(Aurélien François, stagiaire au CERPA – La note du CESA N°99 – ) L’industrie de défense et les forces spéciales : le cas du développement du nano-drone
Le nano-drone, version réduite du micro-drone, mesure entre 15 et 30 cm. Discret et très mobile, ce système développé depuis une dizaine d’années seulement, séduit de nombreuses unités des forces spéciales occidentales. Le développement de cette nouvelle technique de pointe s’inscrit dans un processus plus large, de nombreux industriels s’intéressant de plus en plus au marché des forces spéciales.
Le développement de systèmes de surveillance miniatures
L’idée de concevoir un nano-drone pour les forces armées germe en 2006-2008, lorsque la Defense Advanced Research Projects Agency (DARPA), l’agence de recherche et de développement du Département de la Défense américain, demande à la firme AeroVironment de développer un nano-drone de surveillance, capable de voler en intérieur et en extérieur. Avec un financement concédé de 4 millions de dollars, elle parvient à créer un engin de 19 grammes semblable à un colibri. Mesurant 15 centimètres, il peut voler à 18km/h, pour une durée maximale de 11 minutes. Inauguré en 2011, le Hummingbird Nano Air Vehicle (NAV), est doté d’une très grande manoeuvrabilité. De son côté, la société norvégienne Pro Dynamics conçoit depuis 2008-2012 le nano-drone hélicoptère PD-100 Personal Reconnaissance System (PSR), aussi appelé Black Hornet. Mesurant 16 cm pour un poids total de 18 grammes, ce nano-drone dispose de 3 caméras pouvant fournir à son opérateur des images couleurs et thermiques en haute définition et en temps réel. Il peut voler pendant 25 minutes, et atteindre une distance de 1 600 mètres.
De nombreuses commandes chez les forces spéciales occidentales
Les sociétés qui produisent les nano-drones voient chez les forces spéciales (principalement occidentales) de potentiels clients qu’il faut absolument séduire. ProxDynamics parcourt ainsi les salons spécialisés pour présenter ses produits à ces unités (Eurosatory en 2016 par exemple).
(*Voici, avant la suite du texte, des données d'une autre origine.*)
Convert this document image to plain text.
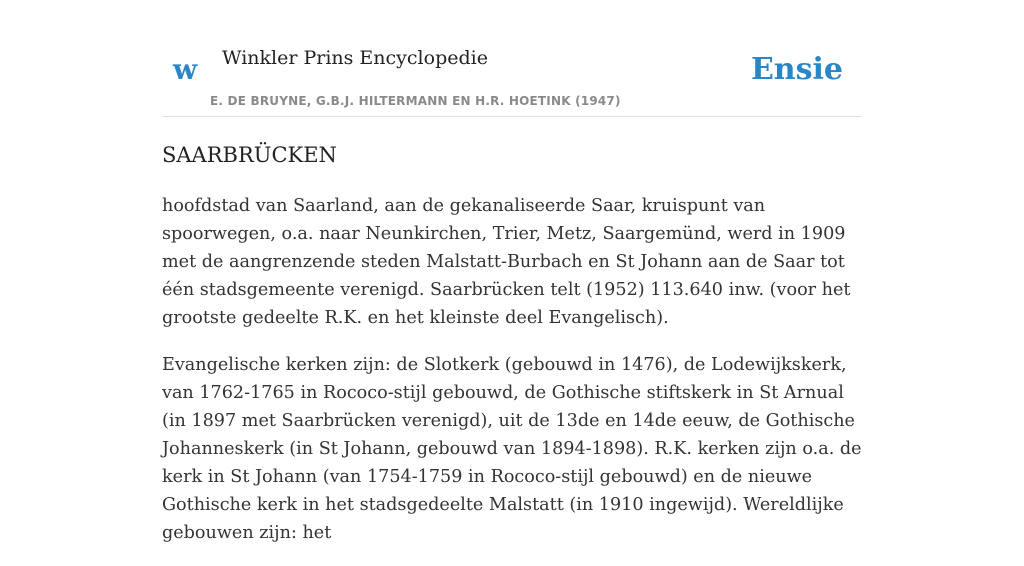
w Winkler Prins Encyclopedie
E. DE BRUYNE, G.B.J. HILTERMANN EN H.R. HOETINK (1947)
Ensie
SAARBRÜCKEN

hoofdstad van Saarland, aan de gekanaliseerde Saar, kruispunt van spoorwegen, o.a. naar Neunkirchen, Trier, Metz, Saargemünd, werd in 1909 met de aangrenzende steden Malstatt-Burbach en St Johann aan de Saar tot één stadsgemeente verenigd. Saarbrücken telt (1952) 113.640 inw. (voor het grootste gedeelte R.K. en het kleinste deel Evangelisch).

Evangelische kerken zijn: de Slotkerk (gebouwd in 1476), de Lodewijkskerk, van 1762-1765 in Rococo-stijl gebouwd, de Gothische stiftskerk in St Arnual (in 1897 met Saarbrücken verenigd), uit de 13de en 14de eeuw, de Gothische Johanneskerk (in St Johann, gebouwd van 1894-1898). R.K. kerken zijn o.a. de kerk in St Johann (van 1754-1759 in Rococo-stijl gebouwd) en de nieuwe Gothische kerk in het stadsgedeelte Malstatt (in 1910 ingewijd). Wereldlijke gebouwen zijn: het
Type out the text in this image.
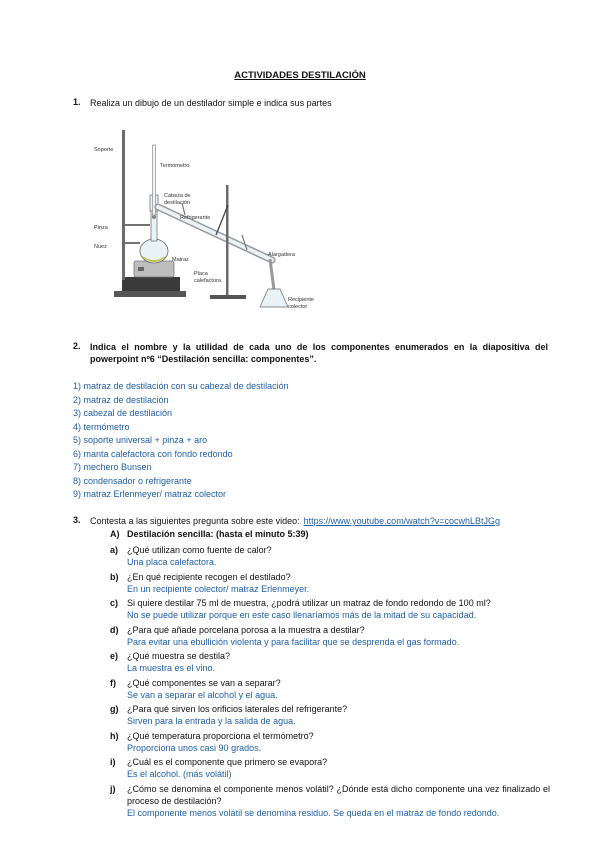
ACTIVIDADES DESTILACIÓN
1. Realiza un dibujo de un destilador simple e indica sus partes
Soporte
Termómetro
Cabeza de
destilación
Refrigerante
Pinza
Nuez
Matraz
Placa
calefactora
Alargadera
Recipiente
colector
2. Indica el nombre y la utilidad de cada uno de los componentes enumerados en la diapositiva del powerpoint nº6 “Destilación sencilla: componentes”.
1) matraz de destilación con su cabezal de destilación
2) matraz de destilación
3) cabezal de destilación
4) termómetro
5) soporte universal + pinza + aro
6) manta calefactora con fondo redondo
7) mechero Bunsen
8) condensador o refrigerante
9) matraz Erlenmeyer/ matraz colector
3. Contesta a las siguientes pregunta sobre este video: https://www.youtube.com/watch?v=cocwhLBtJGg
A) Destilación sencilla: (hasta el minuto 5:39)
a) ¿Qué utilizan como fuente de calor?
Una placa calefactora.
b) ¿En qué recipiente recogen el destilado?
En un recipiente colector/ matraz Erlenmeyer.
c) Si quiere destilar 75 ml de muestra, ¿podrá utilizar un matraz de fondo redondo de 100 ml?
No se puede utilizar porque en este caso llenaríamos más de la mitad de su capacidad.
d) ¿Para qué añade porcelana porosa a la muestra a destilar?
Para evitar una ebullición violenta y para facilitar que se desprenda el gas formado.
e) ¿Qué muestra se destila?
La muestra es el vino.
f) ¿Qué componentes se van a separar?
Se van a separar el alcohol y el agua.
g) ¿Para qué sirven los orificios laterales del refrigerante?
Sirven para la entrada y la salida de agua.
h) ¿Qué temperatura proporciona el termómetro?
Proporciona unos casi 90 grados.
i) ¿Cuál es el componente que primero se evapora?
Es el alcohol. (más volátil)
j) ¿Cómo se denomina el componente menos volátil? ¿Dónde está dicho componente una vez finalizado el proceso de destilación?
El componente menos volátil se denomina residuo. Se queda en el matraz de fondo redondo.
En 2011, le Ministry of Defence britannique a ainsi acquis plus d’une centaine de PD-100 pour ses forces. Un an plus tard, le Special Air Service (SAS) ainsi que les unités de reconnaissance de l’armée britannique ont commencé à utiliser le Black Hornet en Afghanistan. Les Américains emploient aussi ce modèle de nano-drone au combat. Les forces spéciales du corps des Marines l’utilisent notamment depuis 2015. Au total, seize pays, principalement des membres de l’OTAN, seraient actuellement dotés de nano-drones. En France, l’armée de Terre teste actuellement le nano-drone.
Le couple forces spéciales et industriels : un moteur pour l’innovation
La commercialisation du nano-drone auprès d’unités d’élite occidentales ne constitue qu’un exemple de projets parmi tant d’autres. Depuis quelques années, les forces spéciales semblent devenir une cible de prédilection pour certains industriels de la défense. Des entreprises comme Blackhawk (équipements en toile) ou encore Ops-Core (casques balistiques), ont commencé par développer des équipements pour les forces spéciales, avant de devenir des marques à renommée internationale. Des salons sont organisés spécialement pour eux : SOFEX (Special Operations Forces Exhibition and Conferences) au Liban depuis 1996, SOFINS (Special Operations Forces Innovation Network Seminars) depuis 2013 en France. L’occasion pour les industriels de présenter directement leurs nouveaux produits auprès des militaires susceptibles de les utiliser, et de montrer leur réactivité quant à l’évolution des pratiques guerrières.
Particulièrement exigeantes dans leurs attentes sur le matériel, les forces spéciales reçoivent des financements, parfois très importants, pour lancer des appels d’offres ou des programmes de recherche sur certains équipements ou armements. À ce titre, l’USSOCOM, le commandement américain des opérations spéciales, a demandé au Congrès pour 2017 un budget d’environ 500 millions de dollars pour la recherche, pour le développement et pour les tests de nouvelles techniques de pointe susceptibles d’intéresser ses unités. Pour la recherche et le développement
du programme d’armure « Iron Man », l’USSOCOM dispose ainsi de 80 millions de dollars.
Équiper les forces spéciales d’un pays semble être aujourd’hui devenu un tremplin commercial pour de nombreux industriels de la défense. Le cas du fusil HK 416 en témoigne parfaitement : conçu dans les années 1990 à la demande de la Delta Force américaine pour remplacer ses M4 en service, ce fusil d’assaut équipe aujourd’hui de nombreuses unités militaires et paramilitaires dans le monde ; la France en dotera d’ailleurs ses forces armées à partir de 2017.
*** Ces propos ne reflètent que l’opinion de l’auteur.